Sensory evidence accumulation is considered a hallmark of decision-making in noisy environments. Integration of sensory inputs has been traditionally studied using passive stimuli, segregating perception from action. Lessons learned from this approach, however, may not generalize to ethological behaviors like navigation, where there is an active interplay between perception and action. We designed a sensory-based sequential decision task in virtual reality in which humans and monkeys navigated to a memorized location by integrating optic flow generated by their own joystick movements. A major challenge in such closed-loop tasks is that subjects' actions will determine future sensory input, causing ambiguity about whether they rely on sensory input rather than expectations based solely on a learned model of the dynamics. To test whether subjects integrated optic flow over time, we used three independent experimental manipulations, unpredictable optic flow perturbations, which pushed subjects off their trajectory; gain manipulation of the joystick controller, which changed the consequences of actions; and manipulation of the optic flow density, which changed the information borne by sensory evidence. Our results suggest that both macaques (male) and humans (female/male) relied heavily on optic flow, thereby demonstrating a critical role for sensory evidence accumulation during naturalistic action-perception closed-loop tasks.

SIGNIFICANCE STATEMENT The temporal integration of evidence is a fundamental component of mammalian intelligence. Yet, it has traditionally been studied using experimental paradigms that fail to capture the closed-loop interaction between actions and sensations inherent in real-world continuous behaviors. These conventional paradigms use binary decision tasks and passive stimuli with statistics that remain stationary over time. Instead, we developed a naturalistic visuomotor visual navigation paradigm that mimics the causal structure of real-world sensorimotor interactions and probed the extent to which participants integrate sensory evidence by adding task manipulations that reveal complementary aspects of the computation.

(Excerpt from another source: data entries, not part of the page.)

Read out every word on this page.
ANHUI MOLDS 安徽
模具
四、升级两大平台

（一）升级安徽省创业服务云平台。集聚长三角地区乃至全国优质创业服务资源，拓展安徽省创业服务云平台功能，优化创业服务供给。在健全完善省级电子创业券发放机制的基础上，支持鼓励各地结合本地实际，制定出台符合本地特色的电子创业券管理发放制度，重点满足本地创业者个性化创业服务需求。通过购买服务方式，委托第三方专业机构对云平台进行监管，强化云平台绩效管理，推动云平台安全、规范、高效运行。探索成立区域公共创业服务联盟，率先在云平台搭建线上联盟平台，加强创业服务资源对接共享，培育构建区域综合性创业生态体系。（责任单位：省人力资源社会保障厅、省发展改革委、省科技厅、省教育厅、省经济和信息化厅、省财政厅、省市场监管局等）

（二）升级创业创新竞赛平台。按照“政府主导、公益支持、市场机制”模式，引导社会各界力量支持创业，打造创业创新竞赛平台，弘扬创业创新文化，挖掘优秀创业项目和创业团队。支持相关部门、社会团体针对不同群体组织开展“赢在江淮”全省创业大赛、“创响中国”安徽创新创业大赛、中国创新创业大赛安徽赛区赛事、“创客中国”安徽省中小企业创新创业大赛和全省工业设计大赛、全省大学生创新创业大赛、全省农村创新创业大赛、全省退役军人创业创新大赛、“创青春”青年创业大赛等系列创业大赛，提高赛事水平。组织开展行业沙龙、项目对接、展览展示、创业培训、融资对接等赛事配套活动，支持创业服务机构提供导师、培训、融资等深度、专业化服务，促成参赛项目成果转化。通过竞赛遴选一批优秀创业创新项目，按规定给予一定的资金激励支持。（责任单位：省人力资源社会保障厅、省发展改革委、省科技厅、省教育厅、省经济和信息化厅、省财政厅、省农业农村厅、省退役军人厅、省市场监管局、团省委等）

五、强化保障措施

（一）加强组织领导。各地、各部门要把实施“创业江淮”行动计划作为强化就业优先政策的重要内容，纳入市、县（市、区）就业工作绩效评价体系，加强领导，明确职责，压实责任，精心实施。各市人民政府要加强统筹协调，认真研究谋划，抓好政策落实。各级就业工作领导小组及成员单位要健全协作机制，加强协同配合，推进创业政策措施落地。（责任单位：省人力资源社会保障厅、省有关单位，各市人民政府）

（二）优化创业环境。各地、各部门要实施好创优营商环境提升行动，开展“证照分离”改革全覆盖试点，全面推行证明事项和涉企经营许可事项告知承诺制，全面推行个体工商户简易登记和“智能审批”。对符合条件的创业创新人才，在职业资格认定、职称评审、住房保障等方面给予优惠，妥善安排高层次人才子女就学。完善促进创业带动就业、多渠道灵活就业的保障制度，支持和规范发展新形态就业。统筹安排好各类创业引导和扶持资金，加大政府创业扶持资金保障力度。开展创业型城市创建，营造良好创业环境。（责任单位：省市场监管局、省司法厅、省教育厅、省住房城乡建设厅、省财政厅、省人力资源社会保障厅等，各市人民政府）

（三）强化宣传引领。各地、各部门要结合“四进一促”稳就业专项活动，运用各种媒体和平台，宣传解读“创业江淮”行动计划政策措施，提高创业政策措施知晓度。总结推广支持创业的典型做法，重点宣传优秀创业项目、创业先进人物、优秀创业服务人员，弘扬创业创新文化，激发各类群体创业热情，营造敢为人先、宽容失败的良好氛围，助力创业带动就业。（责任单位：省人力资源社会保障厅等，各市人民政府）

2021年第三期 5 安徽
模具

感官证据积累被认为是在嘈杂环境中做出决策的标志。传统上使用被动刺激来研究感觉输入的整合，将感知与行动分开。然而，从这种方法中汲取的经验教训可能无法推广到像导航这样的行为学行为，因为感知和行动之间存在积极的相互作用。我们在虚拟现实中设计了一个基于感觉的顺序决策任务，其中人类和猴子通过整合自己的操纵杆运动产生的光流导航到记忆的位置。这种闭环任务的一个主要挑战是，受试者的行为将决定未来的感官输入，从而导致他们是否依赖感官输入而不是仅基于学习的动态模型的期望变得模糊。为了测试受试者是否随着时间的推移整合光流，我们使用了三种独立的实验操作，即不可预测的光流扰动，这使受试者偏离了他们的轨迹；获得对操纵杆控制器的操纵，从而改变动作的后果；以及光流密度的操纵，这改变了感官证据所承载的信息。我们的结果表明，猕猴（雄性）和人类（雌性/雄性）都严重依赖光流，从而证明了在自然动作感知闭环任务中感官证据积累的关键作用。

意义陈述证据的时间整合是哺乳动物智力的基本组成部分。然而，传统上是使用实验范式来研究它，但无法捕捉现实世界连续行为中固有的动作和感觉之间的闭环相互作用。这些传统范例使用二元决策任务和被动刺激，并具有随时间推移保持稳定的统计数据。相反，我们开发了一种自然主义的视觉运动视觉导航范式，它模仿现实世界感觉运动相互作用的因果结构，并通过添加揭示计算互补方面的任务操作来探讨参与者整合感官证据的程度。